As mentioned, profits were dented by investment spending, but they were also affected by higher costs. Over the past two years, it said global political and economic challenges have driven unprecedented levels of cost inflation. It has prioritised mitigating significant increases in raw materials, wages and energy costs and more recently its focus has shifted towards reigniting sales growth for which it’s beginning to see positive results.
The company operates stores in 50 countries and manufacturing facilities in six countries through its subsidiaries, associates and licensees. Its total number of permanent shops at the year end was 869, of which 666 were in group subsidiaries. But digital is key too and its digital commerce continues to grow with its app now accounting for 29% of digital sales. Launching this year, Lush Club will also offer rewards, exclusive experiences and community-driven content online and in-store and should help link up the physical and digital experience further.
The company also said that having restored “some aspects of profit”, it will be looking for opportunities to build cash. To this end in 2024 it took “the sad decision” to close its Dusseldorf manufacturing site (it moved production to its location in Poole, Dorset) and it consolidated North American production into its Toronto site. If the 25% tariff for goods being exported to the US is introduced, it anticipates passing this tax directly to its American customers.

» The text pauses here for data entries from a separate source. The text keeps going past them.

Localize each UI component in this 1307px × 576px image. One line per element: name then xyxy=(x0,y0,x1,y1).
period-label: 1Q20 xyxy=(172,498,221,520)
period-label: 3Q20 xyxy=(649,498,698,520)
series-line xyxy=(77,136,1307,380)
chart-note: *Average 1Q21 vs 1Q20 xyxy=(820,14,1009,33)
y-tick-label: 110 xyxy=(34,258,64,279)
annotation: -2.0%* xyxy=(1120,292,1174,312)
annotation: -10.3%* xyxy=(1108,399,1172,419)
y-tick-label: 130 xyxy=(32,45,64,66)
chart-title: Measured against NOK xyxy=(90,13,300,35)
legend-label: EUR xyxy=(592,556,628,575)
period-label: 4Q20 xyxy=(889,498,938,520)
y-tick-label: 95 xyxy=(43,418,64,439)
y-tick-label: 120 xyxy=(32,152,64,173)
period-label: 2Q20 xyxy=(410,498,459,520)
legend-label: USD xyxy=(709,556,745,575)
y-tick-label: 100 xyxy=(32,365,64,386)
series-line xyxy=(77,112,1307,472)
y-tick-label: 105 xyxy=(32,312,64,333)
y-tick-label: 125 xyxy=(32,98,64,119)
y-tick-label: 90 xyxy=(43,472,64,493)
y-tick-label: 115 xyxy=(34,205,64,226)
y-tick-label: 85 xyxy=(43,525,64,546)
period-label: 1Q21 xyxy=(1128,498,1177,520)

Its next aim is to increase production at its Croatian site and the firm is enhancing its many smaller Fresh Kitchen production sites around the world to improve distribution, especially to EU stores.
That said, Lush is far from a one-size-fits-all business and it said in the accounts statement that it has given the power of what to stock in the stores to the shop managers, “who are curating their stores to match local needs; and we are increasing their choice in the product ranges available”.
Lush is also increasing the number of locations “customers can shop with us opening more stores in the most successful and least volatile markets”. That means it’s anticipating new franchises in Italy and France and is working with new partners in India and Indonesia, due to open in 2026. It’s targeting around 30 outlets in these regions over the next decade, as well as more imminent expansion in Turkey and smaller markets such as Panama and Cyprus.
It stressed that while many of its competitors have closed large parts of their shop estates over the past three years, Lush is staying with the model of being available to its customers in as many places as possible. Reopening Russia remains “off-limits” as does expansion into mainland China for the time being, “despite positive changes in attitude towards compulsory animal testing”.
The company is also exploring a Lush hotel with a British partner.
Late 2024 and 2025 so far have seen a lot of changes at big businesses since Donald Trump became US president but the company also highlighted that while many businesses are using “changes in political values as an excuse to return to their true form,” it remains “steadfast in our commitment to regenerating life and leaving the world lot than we found it for people, animals and the environment”.